In April 2010, SA Producer Inflation (PPI) rose by a substantial 1.5%m/m, with the annual rate of change moving up sharply to 5.5%y/y from 3.7%y/y in March 2010. The monthly rise was well above market expectations, which was for a more modest increase of around 0.4%y/y.
The sharp rise in PPI during April 2010 was mainly as a result of electricity (+7.7%m/m) charges as well as the cost of the various mining products including crude petroleum (+2.6%m/m), and metal ores (+6.2%m/m). In contrast, coal prices fell by 4.5%m/m.
The new definition and measure of PPI, which was introduced in 2008, does imply increased volatility month-by-month given the inclusion of many more commodity prices changes, which are significant in weight. Unfortunately, because of this the new PPI also has less direct relevance and bearing on the consumer inflation rate.
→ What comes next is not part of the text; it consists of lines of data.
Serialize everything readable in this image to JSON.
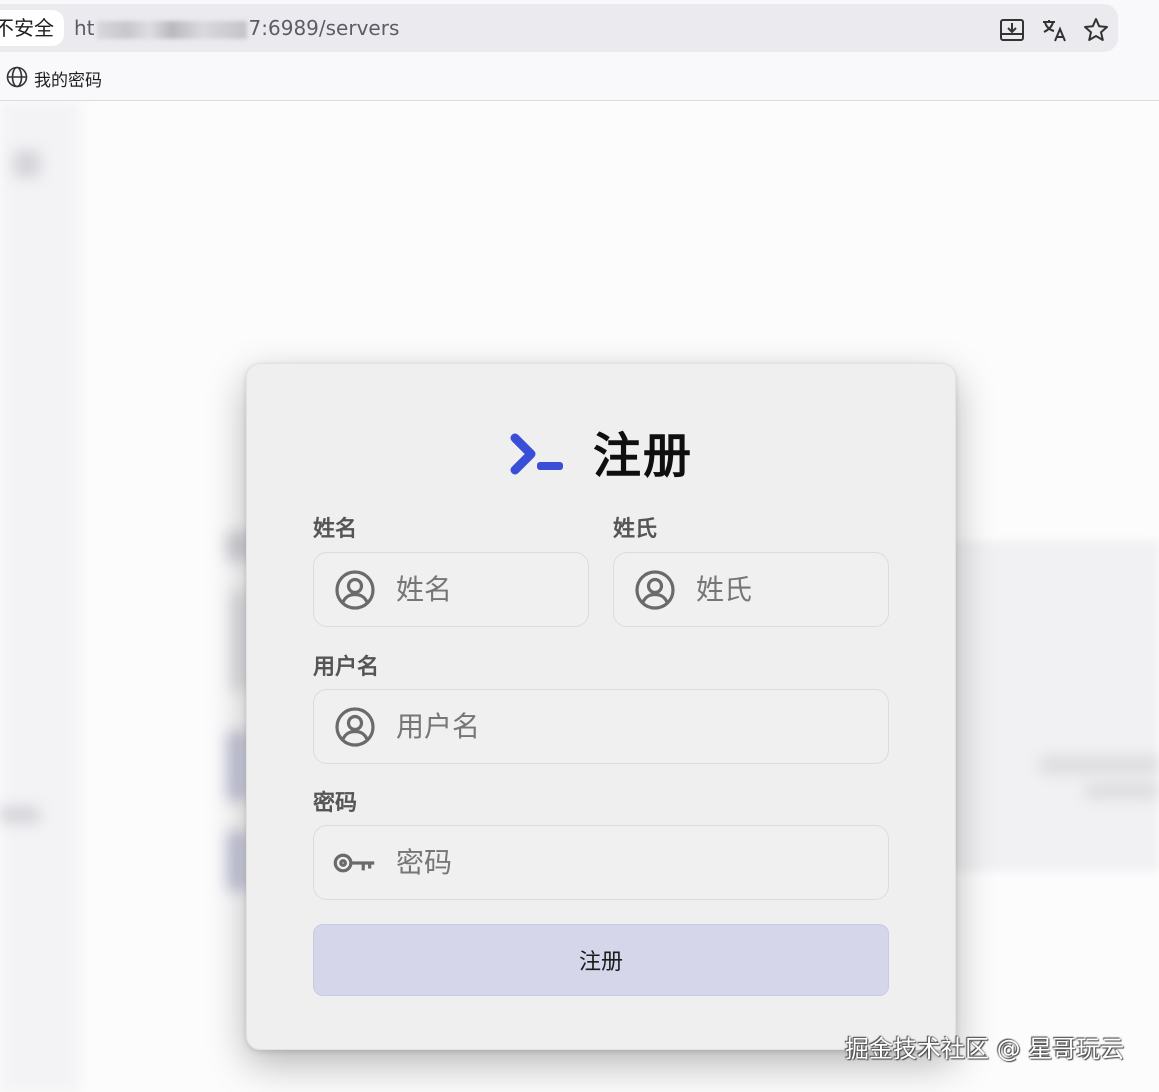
{
  "browser": {
    "security_label": "不安全",
    "url_prefix": "ht",
    "url_suffix": "7:6989/servers",
    "bookmark_label": "我的密码"
  },
  "form": {
    "title": "注册",
    "first_name": {
      "label": "姓名",
      "placeholder": "姓名"
    },
    "last_name": {
      "label": "姓氏",
      "placeholder": "姓氏"
    },
    "username": {
      "label": "用户名",
      "placeholder": "用户名"
    },
    "password": {
      "label": "密码",
      "placeholder": "密码"
    },
    "submit_label": "注册"
  },
  "watermark": "掘金技术社区 @ 星哥玩云",
  "colors": {
    "accent": "#3a4fd8",
    "button_bg": "#d5d6e9",
    "card_bg": "#efefef"
  },
  "icons": {
    "download": "download-icon",
    "translate": "translate-icon",
    "star": "star-icon",
    "globe": "globe-icon",
    "logo": "terminal-prompt-icon",
    "user": "user-circle-icon",
    "key": "key-icon"
  }
}
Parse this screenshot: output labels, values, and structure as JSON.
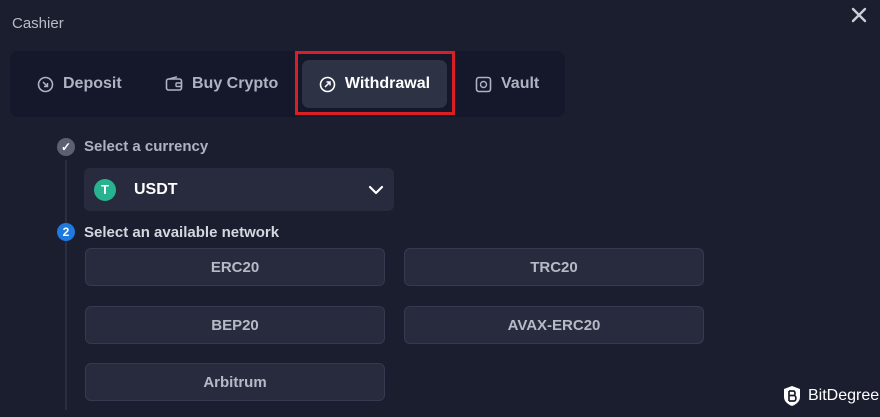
{
  "window": {
    "title": "Cashier",
    "close_icon": "close-icon"
  },
  "tabs": [
    {
      "label": "Deposit",
      "icon": "deposit-icon",
      "active": false
    },
    {
      "label": "Buy Crypto",
      "icon": "wallet-icon",
      "active": false
    },
    {
      "label": "Withdrawal",
      "icon": "withdraw-arrow-icon",
      "active": true
    },
    {
      "label": "Vault",
      "icon": "vault-icon",
      "active": false
    }
  ],
  "annotation": {
    "highlight_color": "#d81f26"
  },
  "steps": {
    "currency": {
      "badge": "✓",
      "label": "Select a currency"
    },
    "network": {
      "badge": "2",
      "label": "Select an available network"
    }
  },
  "currency": {
    "icon_letter": "T",
    "icon_color": "#27b38f",
    "name": "USDT"
  },
  "networks": [
    "ERC20",
    "TRC20",
    "BEP20",
    "AVAX-ERC20",
    "Arbitrum"
  ],
  "watermark": {
    "text": "BitDegree"
  },
  "colors": {
    "background": "#1b1e2e",
    "active_tab": "#2d3245",
    "step_active": "#1f7ae0"
  }
}
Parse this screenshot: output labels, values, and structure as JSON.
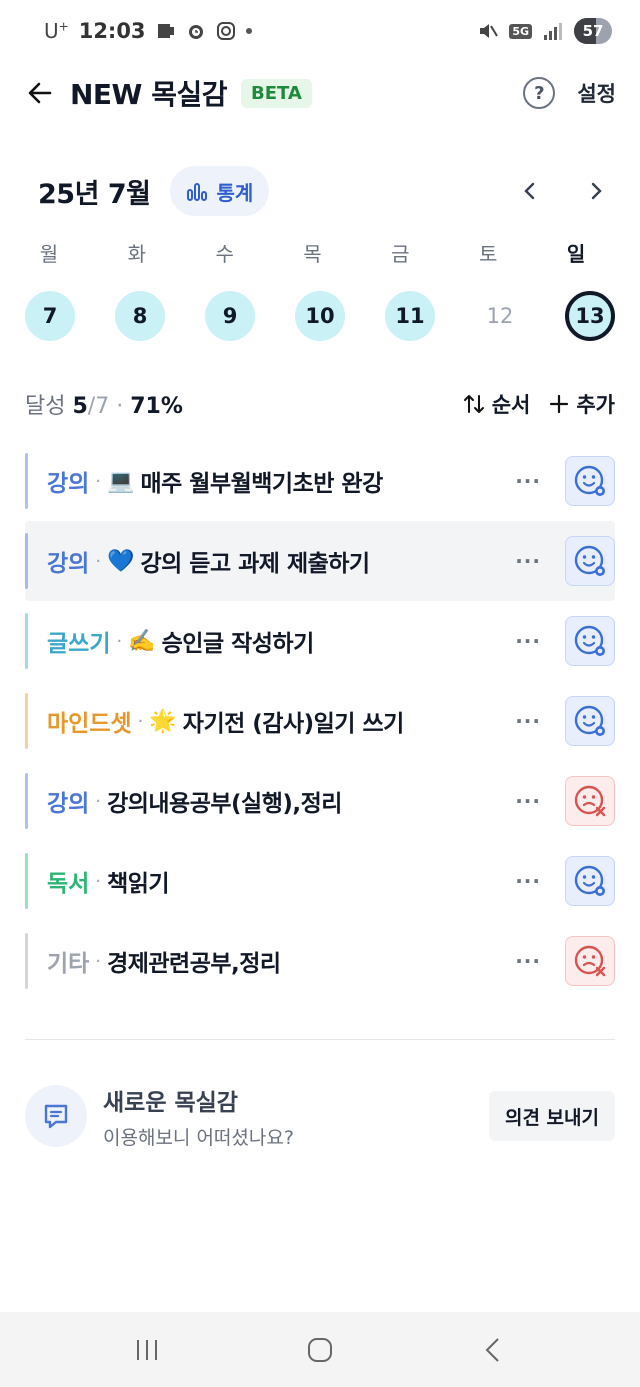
{
  "status_bar": {
    "carrier": "U",
    "carrier_sup": "+",
    "time": "12:03",
    "network": "5G",
    "battery": "57",
    "battery_level": 0.57
  },
  "header": {
    "title": "NEW 목실감",
    "badge": "BETA",
    "help_icon": "question-circle-icon",
    "settings_label": "설정"
  },
  "calendar": {
    "month_label": "25년 7월",
    "stats_label": "통계",
    "weekdays": [
      "월",
      "화",
      "수",
      "목",
      "금",
      "토",
      "일"
    ],
    "days": [
      "7",
      "8",
      "9",
      "10",
      "11",
      "12",
      "13"
    ]
  },
  "achievement": {
    "label": "달성",
    "done": "5",
    "total": "/7",
    "separator": "·",
    "percent": "71%",
    "order_label": "순서",
    "add_label": "추가"
  },
  "tasks": [
    {
      "category": "강의",
      "emoji": "💻",
      "title": "매주 월부월백기초반 완강",
      "status": "ok",
      "color": "#4a77d4"
    },
    {
      "category": "강의",
      "emoji": "💙",
      "title": "강의 듣고 과제 제출하기",
      "status": "ok",
      "color": "#4a77d4"
    },
    {
      "category": "글쓰기",
      "emoji": "✍️",
      "title": "승인글 작성하기",
      "status": "ok",
      "color": "#3aa8c9"
    },
    {
      "category": "마인드셋",
      "emoji": "🌟",
      "title": "자기전 (감사)일기 쓰기",
      "status": "ok",
      "color": "#e8982b"
    },
    {
      "category": "강의",
      "emoji": "",
      "title": "강의내용공부(실행),정리",
      "status": "fail",
      "color": "#4a77d4"
    },
    {
      "category": "독서",
      "emoji": "",
      "title": "책읽기",
      "status": "ok",
      "color": "#2bb673"
    },
    {
      "category": "기타",
      "emoji": "",
      "title": "경제관련공부,정리",
      "status": "fail",
      "color": "#9ca3af"
    }
  ],
  "task_more": "···",
  "feedback": {
    "title": "새로운 목실감",
    "subtitle": "이용해보니 어떠셨나요?",
    "button": "의견 보내기"
  }
}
During April agricultural food prices fell by 0.2%, with the annual rate of change reflecting a decline of 3.2%y/y. Manufactured food inflation rose by 0.2%m/m in April, but is still down 1.7% relatively to a year-ago. Agriculture and produce food inflation remain extremely, which should help to keep consumer inflation well under control over the coming months. Consumer food inflation has moderated noticeably in the past six months to a mere 0.3%y/y.
PPI has been below 6% for 14 consecutive months. However, PPI inflation is expected to continue to move higher during 2010, mostly due to base effects, higher commodity prices and some currency weakness. In addition, the further significant rise in electricity prices, and higher wage demands represents significant upward risk for producer inflation, although given the still weakish domestic demand conditions, many companies will have to absorb some of the higher energy and wage costs through margin compression.